Remember stuffed shells? I popped into the Italian deli around the corner from my house and found boxes of JB & Son’s frozen shells stuffed with ricotta cheese, made locally in Yonkers (since 1922!). All they required was arranging them into a single layer in a baking dish spread generously with tomato sauce (pressed for time, I used Jersey Gravy’s Vodka sauce). Forty-five minutes later, I grated fresh parmesan on top and sautéed some garlic spinach as a side — and bam — dinner was served. The kids wolfed them. Visit your local Italian deli, or stop into the JB & Son’s Yonkers storefront at 564 Mile Square Road to pick some up. (Or you could make your stuffed shells from scratch; this recipe from One Sweet Appetite looks amazing but a lot more work!)
Sausage meatballs with rice — and a twist. I randomly came across a recipe for sausage meatballs and gravy and gave it a try. I have to admit. It sounds weird, but it tasted delicious. After slicing open the Whole Foods sweet pork sausage casings and pulling out the contents, I rolled them into small balls, cooking in them in a smidge of olive oil. You make a gravy with the drippings, then pour it all over rice; I like to use Whole Foods Wild Rice Mix. I added sides of sliced raw tricolor peppers and steamed broccoli — so everyone had a vegetable they’d love.

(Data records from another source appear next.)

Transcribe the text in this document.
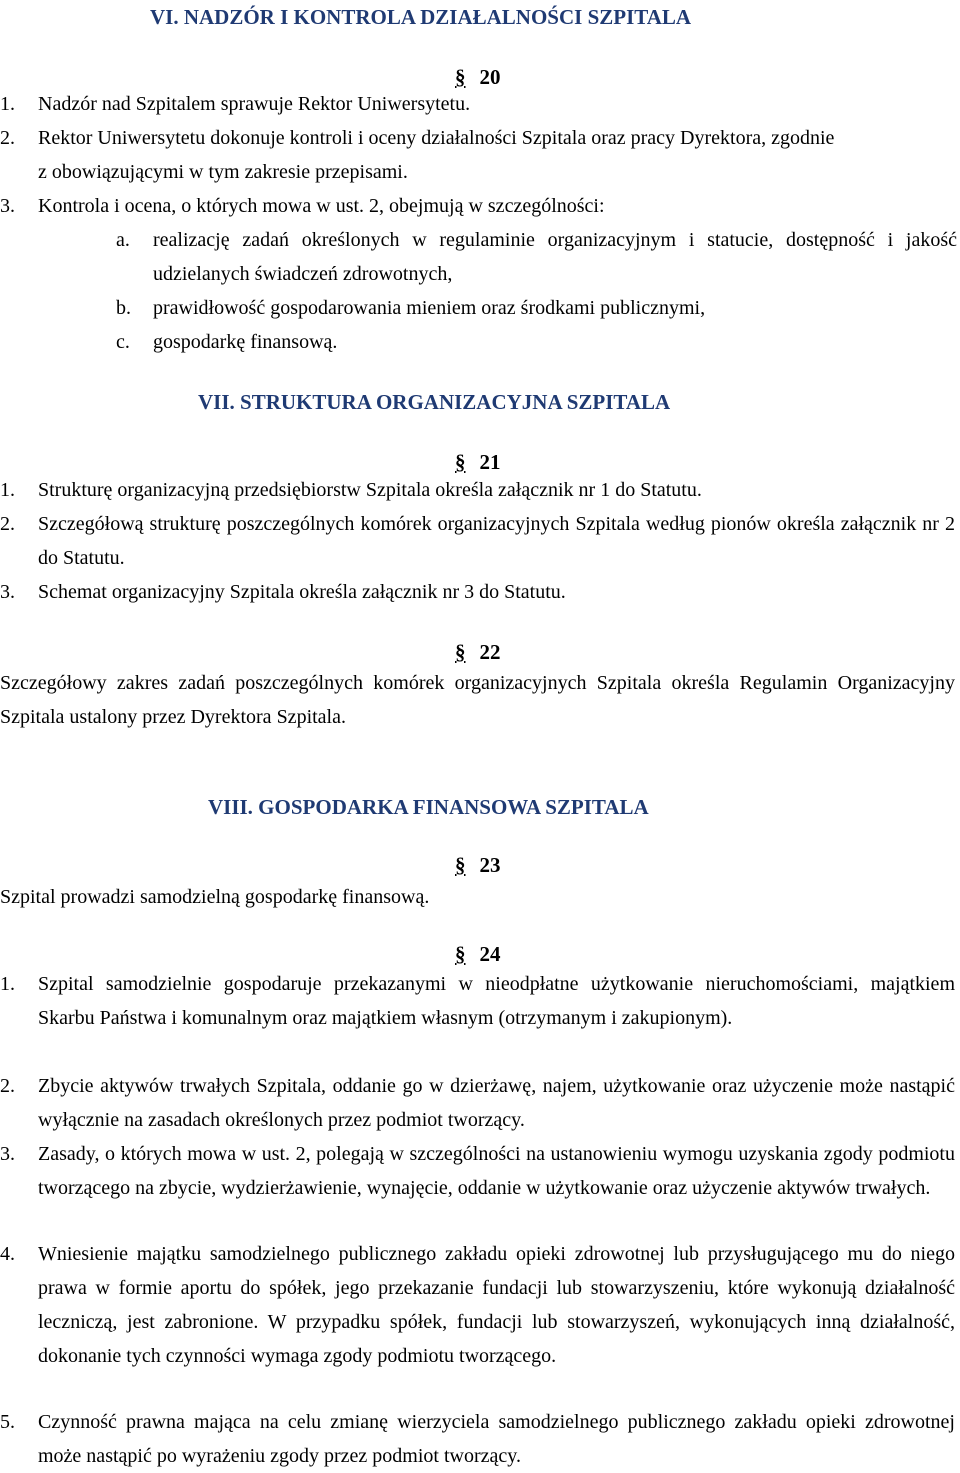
VI. NADZÓR I KONTROLA DZIAŁALNOŚCI SZPITALA
§ 20
1. Nadzór nad Szpitalem sprawuje Rektor Uniwersytetu.
2. Rektor Uniwersytetu dokonuje kontroli i oceny działalności Szpitala oraz pracy Dyrektora, zgodnie z obowiązującymi w tym zakresie przepisami.
3. Kontrola i ocena, o których mowa w ust. 2, obejmują w szczególności:
a. realizację zadań określonych w regulaminie organizacyjnym i statucie, dostępność i jakość udzielanych świadczeń zdrowotnych,
b. prawidłowość gospodarowania mieniem oraz środkami publicznymi,
c. gospodarkę finansową.
VII. STRUKTURA ORGANIZACYJNA SZPITALA
§ 21
1. Strukturę organizacyjną przedsiębiorstw Szpitala określa załącznik nr 1 do Statutu.
2. Szczegółową strukturę poszczególnych komórek organizacyjnych Szpitala według pionów określa załącznik nr 2 do Statutu.
3. Schemat organizacyjny Szpitala określa załącznik nr 3 do Statutu.
§ 22
Szczegółowy zakres zadań poszczególnych komórek organizacyjnych Szpitala określa Regulamin Organizacyjny Szpitala ustalony przez Dyrektora Szpitala.
VIII. GOSPODARKA FINANSOWA SZPITALA
§ 23
Szpital prowadzi samodzielną gospodarkę finansową.
§ 24
1. Szpital samodzielnie gospodaruje przekazanymi w nieodpłatne użytkowanie nieruchomościami, majątkiem Skarbu Państwa i komunalnym oraz majątkiem własnym (otrzymanym i zakupionym).
2. Zbycie aktywów trwałych Szpitala, oddanie go w dzierżawę, najem, użytkowanie oraz użyczenie może nastąpić wyłącznie na zasadach określonych przez podmiot tworzący.
3. Zasady, o których mowa w ust. 2, polegają w szczególności na ustanowieniu wymogu uzyskania zgody podmiotu tworzącego na zbycie, wydzierżawienie, wynajęcie, oddanie w użytkowanie oraz użyczenie aktywów trwałych.
4. Wniesienie majątku samodzielnego publicznego zakładu opieki zdrowotnej lub przysługującego mu do niego prawa w formie aportu do spółek, jego przekazanie fundacji lub stowarzyszeniu, które wykonują działalność leczniczą, jest zabronione. W przypadku spółek, fundacji lub stowarzyszeń, wykonujących inną działalność, dokonanie tych czynności wymaga zgody podmiotu tworzącego.
5. Czynność prawna mająca na celu zmianę wierzyciela samodzielnego publicznego zakładu opieki zdrowotnej może nastąpić po wyrażeniu zgody przez podmiot tworzący.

Slow-Cooker Korean Short Ribs
Dinner: A Love Story is one of my favorite blogs for easy to make dinners, and even cooler, the writer, Jenny Rosenstrach, is an Irvington mom. I actually bought her book Dinner: The Playbook a couple years back, and it has so many great recipes. I revisited an old favorite: slow-cooker Korean short ribs (boneless!), and my goodness, they’re so delicious. The kids go bananas for the sweet tender meat cooked for 10 hours in brown sugar and soy sauce, and I serve it all with a quick mini stir-fry over rice. See the recipe here. (Note: I add way less Sriracha so it doesn’t seem too spicy for the kids.)